Question

Two stones of masses $m$ and $2m$ are whirled in horizontal circles, the heavier one in a radius, $\dfrac{r}{2}$ and the lighter one in radius, $r$. The tangential speed of lighter stone is $n$ times that of the value of heavier stone when they experience same centripetal forces. Find the value of $n$?
A. $1$
B. $2$
C. $3$
D. $4$

Answer 1

Hint: In the question, the relation between the mass, radius and speed of the two stones are given. When the centripetal forces of the two stones are equal in the given condition, by substituting the given relation in the centripetal relation, the value of $n$ can be calculated.

Useful formula:
The centripetal force on the object revolving with the radius,
$C.F = \dfrac{{m{v^2}}}{r}$
Where, $C.F$ is the centripetal force of the object, $m$ is the mass of the object, $v$ is the velocity of the object and $r$ is the radius in which the object rotates.

Given data:
The mass of the first stone is $m$
The mass of the second stone is $2m$
The radius of the rotation of the first stone is $r$
The radius of the rotation of the second stone is $\dfrac{r}{2}$
The speed of the first stone is ${v_1}$
The speed of the second stone is ${v_2}$

Complete step by step solution:
From the question, it is clear that the two stones have the same centripetal force.
Thus,
$C.{F_1} = C.{F_2}\;....................................\left( 1 \right)$
Where, $C.{F_1}$ is the centripetal force of the first stone and $C.{F_2}$ is the centripetal force of the second stone.

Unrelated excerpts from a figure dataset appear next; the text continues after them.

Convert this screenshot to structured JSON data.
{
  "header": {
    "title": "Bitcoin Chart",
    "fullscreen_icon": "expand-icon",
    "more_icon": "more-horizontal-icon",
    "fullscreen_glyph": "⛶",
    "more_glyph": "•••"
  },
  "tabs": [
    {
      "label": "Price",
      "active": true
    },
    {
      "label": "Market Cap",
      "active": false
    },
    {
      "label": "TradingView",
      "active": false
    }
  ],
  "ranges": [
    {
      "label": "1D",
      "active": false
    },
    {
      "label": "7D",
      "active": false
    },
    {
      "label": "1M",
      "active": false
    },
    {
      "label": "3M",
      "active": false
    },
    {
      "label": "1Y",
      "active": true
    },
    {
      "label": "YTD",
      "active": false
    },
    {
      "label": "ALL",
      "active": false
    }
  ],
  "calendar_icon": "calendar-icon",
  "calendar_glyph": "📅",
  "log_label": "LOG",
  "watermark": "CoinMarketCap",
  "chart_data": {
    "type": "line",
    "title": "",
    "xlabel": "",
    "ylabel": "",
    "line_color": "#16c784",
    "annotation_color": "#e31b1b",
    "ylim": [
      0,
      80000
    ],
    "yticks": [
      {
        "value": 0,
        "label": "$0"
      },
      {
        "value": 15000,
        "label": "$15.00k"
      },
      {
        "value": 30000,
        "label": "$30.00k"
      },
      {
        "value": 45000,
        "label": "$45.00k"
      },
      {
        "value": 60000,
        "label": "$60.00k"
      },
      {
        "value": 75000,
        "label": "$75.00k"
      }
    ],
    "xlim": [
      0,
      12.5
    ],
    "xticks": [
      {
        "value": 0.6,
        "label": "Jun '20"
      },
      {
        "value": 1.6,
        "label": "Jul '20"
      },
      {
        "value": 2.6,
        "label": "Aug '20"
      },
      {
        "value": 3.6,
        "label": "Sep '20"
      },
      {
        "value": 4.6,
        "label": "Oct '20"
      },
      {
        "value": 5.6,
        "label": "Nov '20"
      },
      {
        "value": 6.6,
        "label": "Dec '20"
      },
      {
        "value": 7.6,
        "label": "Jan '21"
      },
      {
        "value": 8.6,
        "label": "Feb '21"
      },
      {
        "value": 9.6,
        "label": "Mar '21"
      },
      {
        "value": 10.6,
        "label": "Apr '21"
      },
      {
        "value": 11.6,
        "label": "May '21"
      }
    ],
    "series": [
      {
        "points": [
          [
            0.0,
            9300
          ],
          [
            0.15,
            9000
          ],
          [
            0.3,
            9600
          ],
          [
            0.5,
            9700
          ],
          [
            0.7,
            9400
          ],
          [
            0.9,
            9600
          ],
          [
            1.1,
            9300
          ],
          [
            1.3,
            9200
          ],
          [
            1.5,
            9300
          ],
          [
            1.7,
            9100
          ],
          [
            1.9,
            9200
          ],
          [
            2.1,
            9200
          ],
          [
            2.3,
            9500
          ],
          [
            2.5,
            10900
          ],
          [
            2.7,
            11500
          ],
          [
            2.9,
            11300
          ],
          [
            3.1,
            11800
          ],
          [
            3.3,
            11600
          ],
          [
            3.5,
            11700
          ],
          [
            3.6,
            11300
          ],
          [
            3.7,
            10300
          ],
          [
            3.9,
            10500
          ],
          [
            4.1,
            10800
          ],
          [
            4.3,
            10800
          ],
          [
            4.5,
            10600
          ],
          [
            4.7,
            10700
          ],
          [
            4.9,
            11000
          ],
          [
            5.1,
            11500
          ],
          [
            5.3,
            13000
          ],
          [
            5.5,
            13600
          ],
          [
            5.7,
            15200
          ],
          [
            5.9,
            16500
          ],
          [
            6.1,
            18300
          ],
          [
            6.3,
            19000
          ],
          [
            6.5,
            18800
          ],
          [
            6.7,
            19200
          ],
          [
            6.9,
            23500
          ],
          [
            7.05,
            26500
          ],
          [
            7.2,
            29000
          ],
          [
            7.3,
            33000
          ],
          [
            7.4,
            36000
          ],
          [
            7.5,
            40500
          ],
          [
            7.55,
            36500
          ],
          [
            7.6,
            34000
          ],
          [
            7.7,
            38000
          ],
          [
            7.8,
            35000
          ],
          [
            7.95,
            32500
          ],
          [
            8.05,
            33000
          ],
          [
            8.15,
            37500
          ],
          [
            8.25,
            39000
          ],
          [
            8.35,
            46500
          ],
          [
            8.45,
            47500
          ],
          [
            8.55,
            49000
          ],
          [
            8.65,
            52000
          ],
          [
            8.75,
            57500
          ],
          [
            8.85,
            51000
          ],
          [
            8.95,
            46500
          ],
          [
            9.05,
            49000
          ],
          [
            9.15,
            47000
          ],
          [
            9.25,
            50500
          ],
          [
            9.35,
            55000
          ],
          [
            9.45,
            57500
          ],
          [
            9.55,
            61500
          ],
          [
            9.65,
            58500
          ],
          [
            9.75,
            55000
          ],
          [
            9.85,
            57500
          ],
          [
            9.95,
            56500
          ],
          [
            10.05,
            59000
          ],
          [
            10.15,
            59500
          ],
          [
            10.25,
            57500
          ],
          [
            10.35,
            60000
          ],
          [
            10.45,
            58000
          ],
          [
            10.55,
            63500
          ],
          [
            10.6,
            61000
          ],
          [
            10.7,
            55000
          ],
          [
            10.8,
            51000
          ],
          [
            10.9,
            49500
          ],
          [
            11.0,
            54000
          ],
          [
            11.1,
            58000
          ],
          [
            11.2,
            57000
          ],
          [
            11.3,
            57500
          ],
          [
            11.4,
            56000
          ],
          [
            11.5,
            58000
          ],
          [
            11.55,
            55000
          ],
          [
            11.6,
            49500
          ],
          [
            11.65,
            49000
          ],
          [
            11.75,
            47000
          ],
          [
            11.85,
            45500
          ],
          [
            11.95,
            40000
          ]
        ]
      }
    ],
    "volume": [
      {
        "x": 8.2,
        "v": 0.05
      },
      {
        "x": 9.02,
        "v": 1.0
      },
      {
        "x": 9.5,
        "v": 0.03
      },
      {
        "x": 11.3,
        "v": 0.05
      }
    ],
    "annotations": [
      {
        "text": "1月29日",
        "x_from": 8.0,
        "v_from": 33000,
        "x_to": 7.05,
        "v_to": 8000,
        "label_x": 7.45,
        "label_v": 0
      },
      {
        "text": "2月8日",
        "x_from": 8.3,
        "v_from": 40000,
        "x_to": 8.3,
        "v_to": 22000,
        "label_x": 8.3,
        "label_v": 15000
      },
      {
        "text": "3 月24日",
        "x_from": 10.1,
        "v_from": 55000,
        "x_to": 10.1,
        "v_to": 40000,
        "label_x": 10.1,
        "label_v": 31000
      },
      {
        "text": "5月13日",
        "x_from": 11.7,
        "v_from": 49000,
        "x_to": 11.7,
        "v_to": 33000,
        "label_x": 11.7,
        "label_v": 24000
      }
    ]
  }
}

The centripetal force on first stone,
$C.{F_1} = \dfrac{{m{v_1}^2}}{r}$

The centripetal force on second stone,
$C.{F_2} = \dfrac{{2m{v_2}^2}}{{\left( {\dfrac{r}{2}} \right)}}$
Substitute the values in equation (1), we get
$\dfrac{{m{v_1}^2}}{r} = \dfrac{{2m{v_2}^2}}{{\left( {\dfrac{r}{2}} \right)}}\;..............................................\left( 2 \right)$
It is also given in the question; the speed of the first stone is $n$ times the speed of the second stone.
Thus,
${v_1} = n{v_2}$
Substitute the above relation in equation (2), we get
$
  \dfrac{{m{{\left( {n{v_2}} \right)}^2}}}{r} = \dfrac{{2m{v_2}^2}}{{\left( {\dfrac{r}{2}} \right)}}\; \\
  \dfrac{{m{{\left( {n{v_2}} \right)}^2}}}{r} = \dfrac{{4m{v_2}^2}}{r}\; \\
  {\left( {n{v_1}} \right)^2} = 4{v_2}^2 \\
 $
Taking square root on both sides, we get
$
  \sqrt {{{\left( {n{v_2}} \right)}^2}} = \sqrt {4{v_2}^2} \\
  n{v_2} = 2{v_2} \\
  n = 2 \\
 $

Hence, the option (B) is correct.

Note: The stone with the higher mass tends to rotate in less radius compared to the stone of lower mass. That makes the velocity of the lighter stone is more than the heavier one. Since the mass, the radius parameter between the two stones are doubled and half respectively. The velocity value of lighter mass gets doubled than heavier one.